Frontiers in Ecology and Evolution (Sep 2020)
Skeletal and Dental Development Preserve Evidence of Energetic Stress in the Moose of Isle Royale
Abstract
Food shortages can leave diagnostic, and in the case of the dentition, irreversible changes in mineralized tissue that persist into historical and fossil records. Consequently, developmental defects of tooth enamel might be used to track ungulate population irruptions or declines in resource availability, but dental tissue’s capacity for preserving historical population density changes has yet to be investigated in wild populations. We test the ability of macroscopic enamel defects, mandible, and metapodial lengths to track changes in the well-known insular moose population of Isle Royale National Park.

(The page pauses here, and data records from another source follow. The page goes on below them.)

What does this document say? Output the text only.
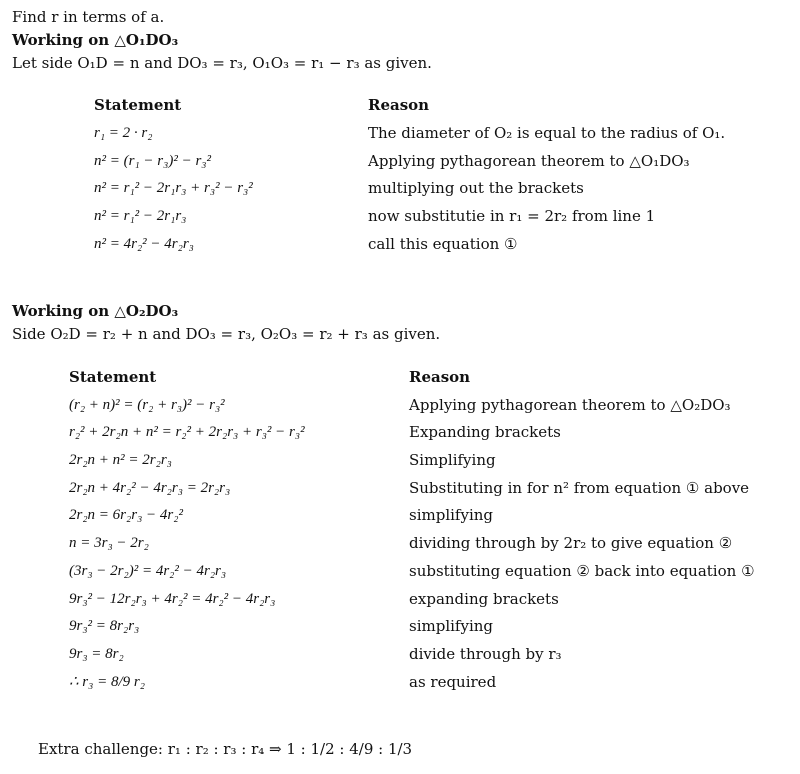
Find r in terms of a.
Working on △O₁DO₃
Let side O₁D = n and DO₃ = r₃, O₁O₃ = r₁ − r₃ as given.
Statement	Reason
r₁ = 2 · r₂	The diameter of O₂ is equal to the radius of O₁.
n² = (r₁ − r₃)² − r₃²	Applying pythagorean theorem to △O₁DO₃
n² = r₁² − 2r₁r₃ + r₃² − r₃²	multiplying out the brackets
n² = r₁² − 2r₁r₃	now substitutie in r₁ = 2r₂ from line 1
n² = 4r₂² − 4r₂r₃	call this equation ①
Working on △O₂DO₃
Side O₂D = r₂ + n and DO₃ = r₃, O₂O₃ = r₂ + r₃ as given.
Statement	Reason
(r₂ + n)² = (r₂ + r₃)² − r₃²	Applying pythagorean theorem to △O₂DO₃
r₂² + 2r₂n + n² = r₂² + 2r₂r₃ + r₃² − r₃²	Expanding brackets
2r₂n + n² = 2r₂r₃	Simplifying
2r₂n + 4r₂² − 4r₂r₃ = 2r₂r₃	Substituting in for n² from equation ① above
2r₂n = 6r₂r₃ − 4r₂²	simplifying
n = 3r₃ − 2r₂	dividing through by 2r₂ to give equation ②
(3r₃ − 2r₂)² = 4r₂² − 4r₂r₃	substituting equation ② back into equation ①
9r₃² − 12r₂r₃ + 4r₂² = 4r₂² − 4r₂r₃	expanding brackets
9r₃² = 8r₂r₃	simplifying
9r₃ = 8r₂	divide through by r₃
∴ r₃ = 8/9 r₂	as required
Extra challenge: r₁ : r₂ : r₃ : r₄ ⇒ 1 : 1/2 : 4/9 : 1/3
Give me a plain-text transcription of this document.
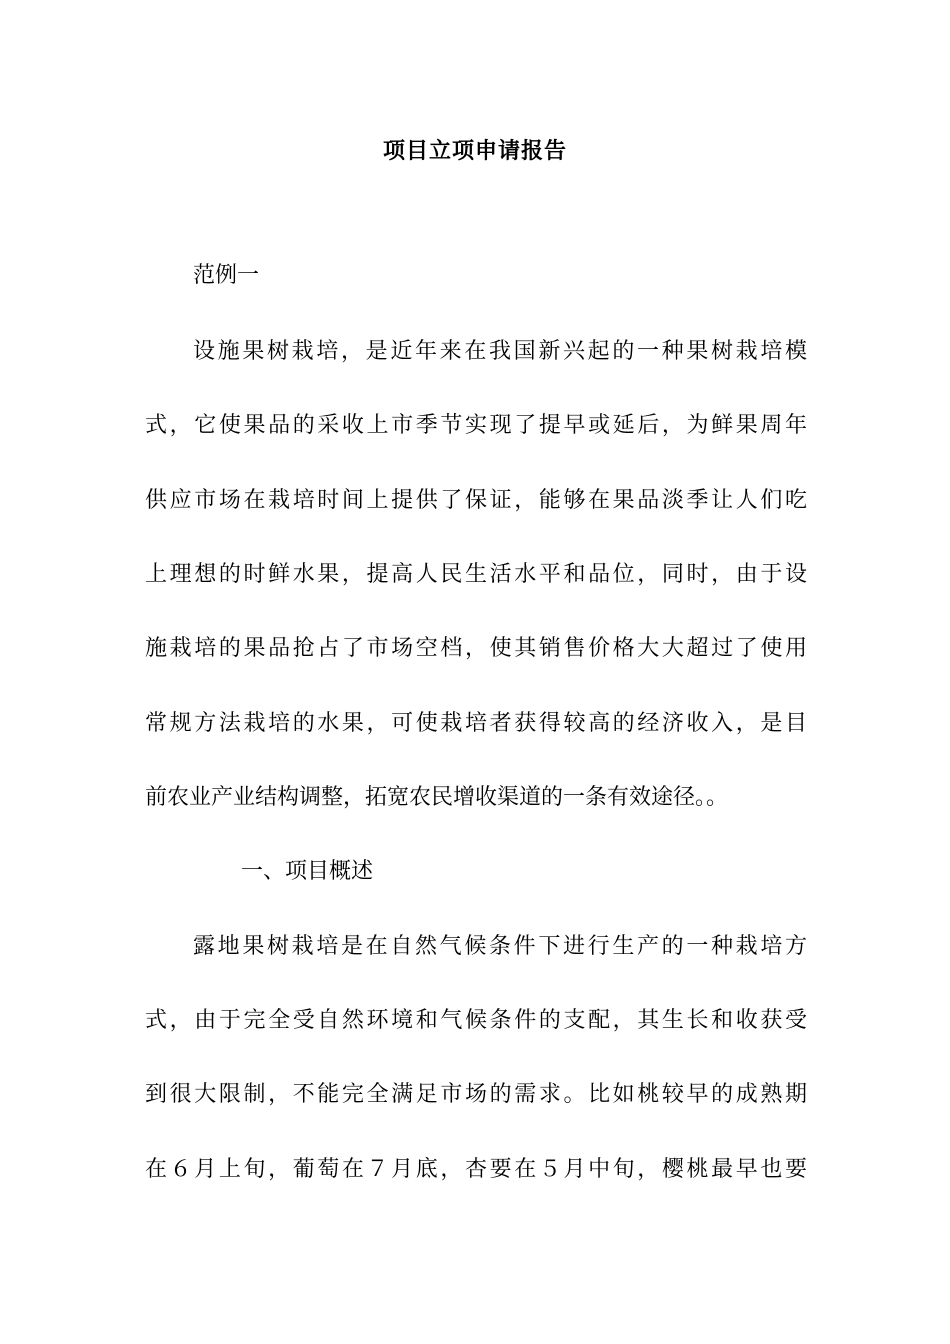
项目立项申请报告
范例一
设施果树栽培，是近年来在我国新兴起的一种果树栽培模
式，它使果品的采收上市季节实现了提早或延后，为鲜果周年
供应市场在栽培时间上提供了保证，能够在果品淡季让人们吃
上理想的时鲜水果，提高人民生活水平和品位，同时，由于设
施栽培的果品抢占了市场空档，使其销售价格大大超过了使用
常规方法栽培的水果，可使栽培者获得较高的经济收入，是目
前农业产业结构调整，拓宽农民增收渠道的一条有效途径。。
一、项目概述
露地果树栽培是在自然气候条件下进行生产的一种栽培方
式，由于完全受自然环境和气候条件的支配，其生长和收获受
到很大限制，不能完全满足市场的需求。比如桃较早的成熟期
在６月上旬，葡萄在７月底，杏要在５月中旬，樱桃最早也要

Our study demonstrates that (1) a moose density threshold exists on the island above for which there is a significant decrease in mandible and metatarsus length and a concomitant increase in enamel hypoplasias; (2) food limitation has a more pronounced effect on male than female skeletal and dental growth; and (3) combined data from tooth enamel hypoplasias and bone lengths reflect the relative density of this ungulate population and should be broadly applicable to other ungulate osteological samples. Developmental defects in dental enamel were among the highest recorded in a wild population, and even during low-density intervals the population density of Isle Royale moose has been high enough to negatively impact skeletal and dental growth, indicating the comparatively poor health of this isolated century-old ecosystem.